1. Let $c$ be the number of correct answers and $i$ be the number of incorrect answers. We have the system:
$c + i = 100$
$2c - i = 80$
Adding the equations: $3c = 180$, so $c = 60$. Substituting back, $60 + i = 100$, so $i = 40$. The student answered 40 questions incorrectly.
2. Let $w$ be the number of white chocolate bars and $d$ be the number of dark chocolate bars. We have the system:
$w + d = 15$
$2w + 2.5d = 34$
Multiply the first equation by 2: $2w + 2d = 30$. Subtract from the second equation: $(2w + 2.5d) - (2w + 2d) = 34 - 30$, so $0.5d = 4$, thus $d = 8$. You bought 8 bars of dark chocolate.
3. Profit is zero when Revenue equals Cost: $R = C$.
$50n = 10n + 300$
$40n = 300$
$n = 7.5$
The company will have no profit when 7.5 phones are sold. (Since selling half a phone isn't practical, this is the break-even point mathematically).

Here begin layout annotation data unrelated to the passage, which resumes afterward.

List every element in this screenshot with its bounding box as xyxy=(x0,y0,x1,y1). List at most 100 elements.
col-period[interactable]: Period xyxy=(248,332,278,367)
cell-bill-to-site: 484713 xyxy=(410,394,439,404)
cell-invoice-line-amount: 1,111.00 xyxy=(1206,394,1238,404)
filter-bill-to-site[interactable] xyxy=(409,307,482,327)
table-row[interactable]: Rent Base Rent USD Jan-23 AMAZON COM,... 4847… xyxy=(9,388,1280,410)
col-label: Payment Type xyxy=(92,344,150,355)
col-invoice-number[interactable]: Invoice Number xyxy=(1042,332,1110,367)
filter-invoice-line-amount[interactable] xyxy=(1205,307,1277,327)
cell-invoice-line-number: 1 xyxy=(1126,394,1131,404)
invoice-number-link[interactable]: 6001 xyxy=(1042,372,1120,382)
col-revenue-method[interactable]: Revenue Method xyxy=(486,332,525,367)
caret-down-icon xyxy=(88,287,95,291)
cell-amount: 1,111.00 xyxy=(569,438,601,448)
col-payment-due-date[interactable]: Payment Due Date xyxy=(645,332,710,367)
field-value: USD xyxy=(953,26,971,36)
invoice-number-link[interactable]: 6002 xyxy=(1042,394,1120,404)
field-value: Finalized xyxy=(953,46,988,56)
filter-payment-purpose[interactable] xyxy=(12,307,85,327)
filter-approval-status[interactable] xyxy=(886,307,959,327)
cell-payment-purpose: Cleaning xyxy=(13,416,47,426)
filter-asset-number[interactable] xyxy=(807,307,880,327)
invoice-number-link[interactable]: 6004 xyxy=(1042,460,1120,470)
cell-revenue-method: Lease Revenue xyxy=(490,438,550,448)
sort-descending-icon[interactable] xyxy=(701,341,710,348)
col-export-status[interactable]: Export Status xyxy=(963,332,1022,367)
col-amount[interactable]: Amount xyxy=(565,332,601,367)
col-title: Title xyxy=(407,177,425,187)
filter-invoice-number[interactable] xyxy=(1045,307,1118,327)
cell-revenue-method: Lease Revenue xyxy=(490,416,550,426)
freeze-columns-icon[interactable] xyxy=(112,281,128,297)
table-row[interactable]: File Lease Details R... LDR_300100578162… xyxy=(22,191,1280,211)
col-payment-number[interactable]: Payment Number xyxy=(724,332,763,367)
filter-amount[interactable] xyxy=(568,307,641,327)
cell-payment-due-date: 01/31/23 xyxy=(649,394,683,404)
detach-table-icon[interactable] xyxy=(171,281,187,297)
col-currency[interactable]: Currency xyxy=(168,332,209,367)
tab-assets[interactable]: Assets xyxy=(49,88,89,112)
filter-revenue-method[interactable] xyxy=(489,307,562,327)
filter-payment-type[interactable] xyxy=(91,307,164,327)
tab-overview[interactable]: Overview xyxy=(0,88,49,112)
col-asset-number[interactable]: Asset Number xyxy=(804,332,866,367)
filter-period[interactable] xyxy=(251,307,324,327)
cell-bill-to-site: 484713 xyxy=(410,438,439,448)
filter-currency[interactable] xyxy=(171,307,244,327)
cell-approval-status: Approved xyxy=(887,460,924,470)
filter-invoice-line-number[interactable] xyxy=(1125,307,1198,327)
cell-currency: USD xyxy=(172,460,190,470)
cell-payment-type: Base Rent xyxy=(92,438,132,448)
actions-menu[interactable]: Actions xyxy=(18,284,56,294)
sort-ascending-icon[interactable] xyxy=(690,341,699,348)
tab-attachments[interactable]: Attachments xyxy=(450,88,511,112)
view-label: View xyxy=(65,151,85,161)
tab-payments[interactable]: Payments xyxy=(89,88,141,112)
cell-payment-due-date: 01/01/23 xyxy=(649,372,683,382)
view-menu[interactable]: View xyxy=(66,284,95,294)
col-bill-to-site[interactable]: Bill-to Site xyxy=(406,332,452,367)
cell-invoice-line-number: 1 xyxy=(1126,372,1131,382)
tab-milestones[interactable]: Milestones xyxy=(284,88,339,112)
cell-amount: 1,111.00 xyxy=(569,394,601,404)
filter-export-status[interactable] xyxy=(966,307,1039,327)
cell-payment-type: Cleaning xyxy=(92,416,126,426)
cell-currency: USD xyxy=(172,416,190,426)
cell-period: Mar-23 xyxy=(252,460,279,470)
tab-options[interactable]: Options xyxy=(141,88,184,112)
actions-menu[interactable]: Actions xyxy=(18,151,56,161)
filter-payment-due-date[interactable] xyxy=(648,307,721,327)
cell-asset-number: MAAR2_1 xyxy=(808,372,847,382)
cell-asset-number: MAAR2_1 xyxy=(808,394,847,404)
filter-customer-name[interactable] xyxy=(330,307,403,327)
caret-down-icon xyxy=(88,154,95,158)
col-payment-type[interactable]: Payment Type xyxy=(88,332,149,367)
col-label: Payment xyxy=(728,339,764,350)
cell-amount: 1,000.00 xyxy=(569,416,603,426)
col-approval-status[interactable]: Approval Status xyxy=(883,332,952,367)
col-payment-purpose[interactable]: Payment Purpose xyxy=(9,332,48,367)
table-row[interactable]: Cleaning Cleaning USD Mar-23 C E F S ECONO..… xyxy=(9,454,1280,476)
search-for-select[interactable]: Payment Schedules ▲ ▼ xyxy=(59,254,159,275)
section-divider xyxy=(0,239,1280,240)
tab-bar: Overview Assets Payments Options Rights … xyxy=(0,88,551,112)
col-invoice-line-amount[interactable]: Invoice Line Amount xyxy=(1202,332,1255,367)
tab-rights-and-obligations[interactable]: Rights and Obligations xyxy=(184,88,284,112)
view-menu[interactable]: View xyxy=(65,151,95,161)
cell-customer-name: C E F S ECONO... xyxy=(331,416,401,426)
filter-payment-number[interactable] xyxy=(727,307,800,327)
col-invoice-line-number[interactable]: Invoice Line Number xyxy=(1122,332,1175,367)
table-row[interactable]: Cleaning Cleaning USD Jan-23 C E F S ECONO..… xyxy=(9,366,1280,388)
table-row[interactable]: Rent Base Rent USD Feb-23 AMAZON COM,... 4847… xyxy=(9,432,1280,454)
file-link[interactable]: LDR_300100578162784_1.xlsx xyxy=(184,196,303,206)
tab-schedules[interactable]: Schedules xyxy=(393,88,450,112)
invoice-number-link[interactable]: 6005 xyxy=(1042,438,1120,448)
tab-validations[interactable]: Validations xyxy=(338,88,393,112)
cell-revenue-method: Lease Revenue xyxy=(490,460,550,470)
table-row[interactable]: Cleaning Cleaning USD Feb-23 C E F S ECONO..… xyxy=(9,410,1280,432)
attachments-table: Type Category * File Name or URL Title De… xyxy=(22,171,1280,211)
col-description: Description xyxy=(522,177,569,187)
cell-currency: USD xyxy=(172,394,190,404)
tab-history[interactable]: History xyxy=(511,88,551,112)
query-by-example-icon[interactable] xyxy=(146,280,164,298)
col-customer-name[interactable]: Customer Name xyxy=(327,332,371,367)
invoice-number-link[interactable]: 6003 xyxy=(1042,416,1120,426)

4. Let $x$ be the larger number and $y$ be the smaller number. We have the system:
$x + y = 17$
$x - y = 7$
Adding the equations: $2x = 24$, so $x = 12$. Substituting back, $12 + y = 17$, so $y = 5$. The value of the smaller number is 5.
5. Let $q$ be the number of quarters and $n$ be the number of nickels. We have the system:
$q + n = 25$
$0.25q + 0.05n = 5.05$
Multiply the second equation by 20 to eliminate decimals: $5q + n = 101$. Subtract the first equation: $(5q + n) - (q + n) = 101 - 25$, so $4q = 76$, thus $q = 19$. John has 19 quarters.
6. Let $r$ be the number of students with red shirts and $y$ be the number with yellow shirts. We have the system:
$r + y = 32$
$r = y + 12$
Substitute the second equation into the first: $(y + 12) + y = 32$, so $2y + 12 = 32$, thus $2y = 20$, so $y = 10$. Then $r = 10 + 12 = 22$. 22 students have red shirts.
Parent Tip: Review the logic above to help your child master the concept of equation word problems worksheet.